Booze did not seem to be outright banned on the Wheeler commune, but if anyone had any, they weren't fessin' up. Quality grass was apparently run short, too, but Milo managed to cadge a couple thin joints of D-grade homegrown. It tasted like parsley when he lit it.

His unease grew through  a convivial but thin communal supper of boiled weed-greens, lentils and barley.

“Thing about boiled weed-greens is, they's just as good the second day!” quipped Wheeler, sunnily..

Darkness fell as it does in the mountains... fast and early. This did not suit Milo's mood at all. He couldn't get past the feeling that a cosmic door had come ajar sometime during the trip up, some behemoth creature was on the other side, waiting to crowd in to feed noisily on his chitlins. He sat playing with what was left of a book of matches, snuffing the candle on the rough-sawn table, snuffing it, then relighting the wick from a short distance above, using the smoke as a conduit for the match flame. The flame seemed to offer a chance of holding whatever monsters were out there, at bay.
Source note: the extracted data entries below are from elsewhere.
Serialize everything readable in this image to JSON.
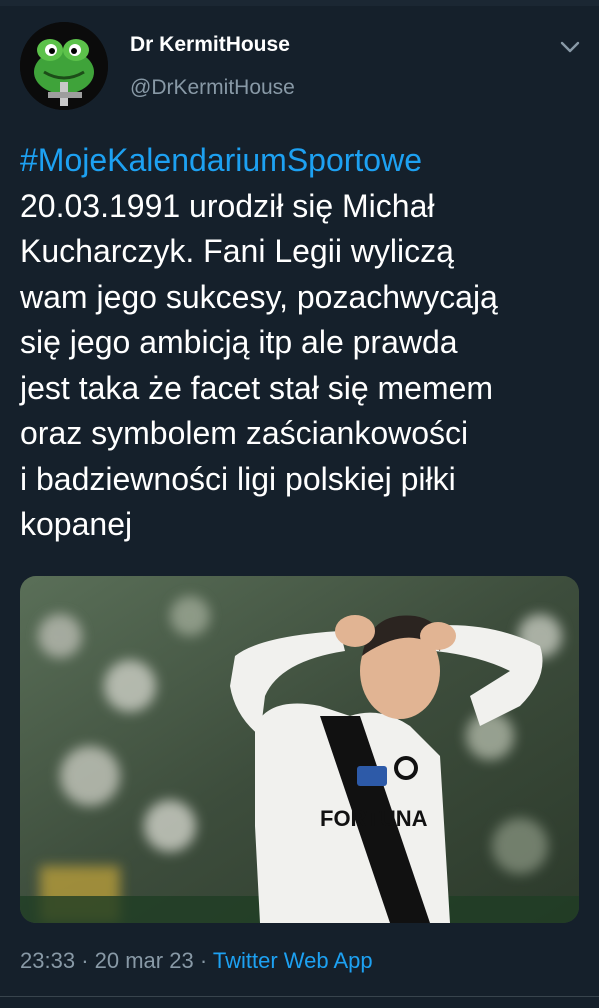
{
  "author": {
    "display_name": "Dr KermitHouse",
    "handle": "@DrKermitHouse",
    "avatar_icon": "kermit-avatar"
  },
  "tweet": {
    "hashtag": "#MojeKalendariumSportowe",
    "lines": [
      "20.03.1991 urodził się Michał",
      "Kucharczyk. Fani Legii wyliczą",
      "wam jego sukcesy, pozachwycają",
      "się jego ambicją itp ale prawda",
      "jest taka że facet stał się memem",
      "oraz symbolem zaściankowości",
      "i badziewności ligi polskiej piłki",
      "kopanej"
    ]
  },
  "media": {
    "shirt_text": "FORTUNA",
    "kind": "photo-footballer-hands-on-head"
  },
  "meta": {
    "time": "23:33",
    "separator": "·",
    "date": "20 mar 23",
    "source": "Twitter Web App"
  },
  "colors": {
    "background": "#15202b",
    "link": "#1da1f2",
    "secondary_text": "#8899a6"
  }
}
So when something large dropped onto his shoulder from behind, tarantula-like,  he gave a stifled exclamation of alarm. It was only Wheeler's hand.

“Milo, old man, you a pyromaniac or something?”  Bill laughed. “Drop up to the studio a little later. I've got some sleep gear for you up there.”

“I don't know how long I'll be staying...” Milo trailed off, subconsciously checking for the Thermos.

“Well, you're welcome as long as you want to be here.  Right, Azalia Dawn?”  

Azalia Dawn worked up a knee-jerk grin and nod without looking at Milo directly, as Bill continued.  “And you'll be that much more welcome if you want to pitch in a little... sure a lot to do, to keep this place going!”   
Everybody within earshot laughed nervously. They knew Bill was really addressing them, too,.

“I'll see you all a little later. Judy had her baby yesterday and we're eating the placenta up at her shack tonight. With organic onions.  Yer all invited, of course...”

Bill's jovial, looming form swung through the kitchen door and out into the falling dusk.